Scottie Scheffler is frustrated but still in the hunt at the PGA Championship, where a brutal setup and defensive scoring have transformed expectations into a grueling test of nerve rather than firepower.
Two rounds into the tournament at Aronimink, a score of two under par is enough to hover near contention. Three under has become a legitimate favorite's position. This wasn't the script. Bookmakers had predicted a winning score around 14 under when the field arrived for the first major held here in over 60 years. Instead, the world's best are grinding for pars.
Alex Smalley and Maverick McNealy lead at four under. Behind them, Hideki Matsuyama sits two shots back after a solid 67, tied with Chris Gotterup, whose 65 was the day's best round, and Min Woo Lee. Scheffler carded a 71 to reach two under overall, where he shares ninth place with Cameron Young, Justin Thomas, and Ludvig Ãberg.
The culprit, according to Scheffler and others enduring Thursday and Friday, isn't the wind or cold at Aronimink. It's the pin placements. The tournament committee has positioned flags in spots Scheffler describes as unreasonable, perched atop the massive, rippled greens in ways that defy conventional strategy.
"Most of the pins today were kind of absurd," Scheffler said after his round. "This is the hardest set of pin locations that I've seen since I've been on tour, and that includes US Opens." He singled out the 14th hole as particularly extreme, where officials placed the flag on a narrow spine with virtually no margin for error.

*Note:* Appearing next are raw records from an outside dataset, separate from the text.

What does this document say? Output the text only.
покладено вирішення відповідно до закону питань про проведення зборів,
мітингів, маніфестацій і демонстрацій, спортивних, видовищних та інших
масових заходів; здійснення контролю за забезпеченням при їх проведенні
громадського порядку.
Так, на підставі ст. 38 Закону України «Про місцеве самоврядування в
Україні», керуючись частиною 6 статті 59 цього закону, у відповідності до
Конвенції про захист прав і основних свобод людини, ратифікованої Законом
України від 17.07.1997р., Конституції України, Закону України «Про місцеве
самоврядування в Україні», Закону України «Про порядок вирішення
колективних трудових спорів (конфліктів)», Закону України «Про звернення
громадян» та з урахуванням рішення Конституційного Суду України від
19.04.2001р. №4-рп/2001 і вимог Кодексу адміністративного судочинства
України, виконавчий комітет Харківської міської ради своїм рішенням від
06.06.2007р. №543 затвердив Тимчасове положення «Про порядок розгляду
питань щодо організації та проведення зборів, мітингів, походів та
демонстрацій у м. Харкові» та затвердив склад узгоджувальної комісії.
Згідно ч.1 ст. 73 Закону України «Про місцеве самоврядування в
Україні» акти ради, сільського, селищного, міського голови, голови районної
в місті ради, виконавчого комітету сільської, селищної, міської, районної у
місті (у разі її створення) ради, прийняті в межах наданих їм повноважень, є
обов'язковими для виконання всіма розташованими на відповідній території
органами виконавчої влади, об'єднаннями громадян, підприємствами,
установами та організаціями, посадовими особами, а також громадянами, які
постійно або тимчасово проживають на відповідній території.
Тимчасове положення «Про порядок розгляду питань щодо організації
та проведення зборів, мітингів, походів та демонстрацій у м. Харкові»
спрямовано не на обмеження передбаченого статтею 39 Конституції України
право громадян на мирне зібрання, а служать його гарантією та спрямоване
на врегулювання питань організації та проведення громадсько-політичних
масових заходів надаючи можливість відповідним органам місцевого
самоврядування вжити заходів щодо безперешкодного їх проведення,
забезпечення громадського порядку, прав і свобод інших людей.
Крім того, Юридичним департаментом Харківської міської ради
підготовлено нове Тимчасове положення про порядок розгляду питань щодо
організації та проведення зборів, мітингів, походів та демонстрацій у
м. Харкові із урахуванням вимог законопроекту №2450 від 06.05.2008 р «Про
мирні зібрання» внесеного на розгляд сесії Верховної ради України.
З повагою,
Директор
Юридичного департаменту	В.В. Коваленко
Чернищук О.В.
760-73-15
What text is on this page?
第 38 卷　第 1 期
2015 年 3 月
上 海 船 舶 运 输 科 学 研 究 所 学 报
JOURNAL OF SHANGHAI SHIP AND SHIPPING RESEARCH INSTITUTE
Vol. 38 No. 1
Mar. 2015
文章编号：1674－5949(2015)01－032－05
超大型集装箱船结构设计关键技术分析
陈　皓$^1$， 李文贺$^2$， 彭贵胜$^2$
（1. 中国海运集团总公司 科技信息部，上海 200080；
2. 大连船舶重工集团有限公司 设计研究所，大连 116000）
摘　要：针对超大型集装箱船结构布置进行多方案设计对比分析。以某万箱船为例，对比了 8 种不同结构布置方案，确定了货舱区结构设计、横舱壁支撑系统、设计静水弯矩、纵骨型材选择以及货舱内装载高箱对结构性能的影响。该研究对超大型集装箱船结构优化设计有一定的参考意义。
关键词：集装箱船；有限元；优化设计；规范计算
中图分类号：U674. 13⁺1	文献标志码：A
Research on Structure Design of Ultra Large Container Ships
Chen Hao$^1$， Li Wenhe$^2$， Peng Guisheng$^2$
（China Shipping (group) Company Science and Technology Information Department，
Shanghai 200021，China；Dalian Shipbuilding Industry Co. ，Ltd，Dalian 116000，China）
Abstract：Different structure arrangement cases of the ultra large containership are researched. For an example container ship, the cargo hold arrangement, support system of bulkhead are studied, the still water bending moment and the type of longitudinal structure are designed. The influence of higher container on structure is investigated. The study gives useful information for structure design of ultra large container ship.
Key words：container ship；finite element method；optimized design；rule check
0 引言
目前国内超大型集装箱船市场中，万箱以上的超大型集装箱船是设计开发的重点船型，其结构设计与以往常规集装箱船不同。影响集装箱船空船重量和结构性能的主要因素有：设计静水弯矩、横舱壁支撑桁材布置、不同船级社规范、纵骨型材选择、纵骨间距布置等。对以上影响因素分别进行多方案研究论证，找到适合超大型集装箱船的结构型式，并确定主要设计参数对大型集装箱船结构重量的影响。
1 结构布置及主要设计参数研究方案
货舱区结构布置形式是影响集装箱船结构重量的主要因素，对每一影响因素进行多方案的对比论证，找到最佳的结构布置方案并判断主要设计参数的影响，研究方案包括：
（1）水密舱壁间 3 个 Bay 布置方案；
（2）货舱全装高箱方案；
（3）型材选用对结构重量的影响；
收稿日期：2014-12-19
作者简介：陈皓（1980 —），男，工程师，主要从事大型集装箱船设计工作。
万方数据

Scheffler managed a two-putt par from 80 feet.
The setup has had its intended effect: compression. When even elite ball-strikers struggle to position themselves for birdie opportunities, scores bunch together. The field hasn't separated, and the skill gap narrows. Scheffler himself dropped three bogeys in his opening four holes before stabilizing, a start that would have buried most players but merely left him grinding from inside the top 10.
"It's very difficult to get the ball close to the hole, and it's very difficult to hole putts," Scheffler explained, questioning whether this particular brand of difficulty serves the tournament well. "It's the hardest game in the world and we're trying to make it harder." The comment carried a philosophical edge, suggesting that pure penalty golf might not be the purest test after all.
Not everyone at the top is a household name. Smalley, 29, has never won on tour despite seven years competing at the highest level. McNealy, 30, has one victory, the 2024 RSM Classic, but carries a different kind of advantage: his father is a multi-billionaire, making McNealy reportedly the richest player in professional golf. Both have seized the moment when the course is humbling everyone.
Aldrich Potgieter, the 21-year-old South African in just his fifth major championship, flashed brilliance before faltering. The former wrestler, who leads the tour in driving distance, sat five under until back-to-back bogeys on 17 and 18 knocked him back. His power game, suited for open fairways, doesn't automatically translate to the finesse required when pins are hidden in hostile corners.
Rory McIlroy is still digging out from his opening day collapse. Four consecutive bogeys early in the tournament have left him buried deeper than most contenders. His second-round three under moved him in the right direction, but the deficit is substantial heading into the weekend.
If Aronimink's greens soften as the forecast suggests, scoring might improve. For now, two under is respectable, three under is excellent, and anyone within striking distance is where Scheffler remains: close enough to pounce if the course ever relents.
Author James Rodriguez: "Scheffler's right to push back. You don't need greens set like minefield booby traps to prove who the best golfers are, and watching world-class players two-putt from 80 feet isn't a feature, it's a bug."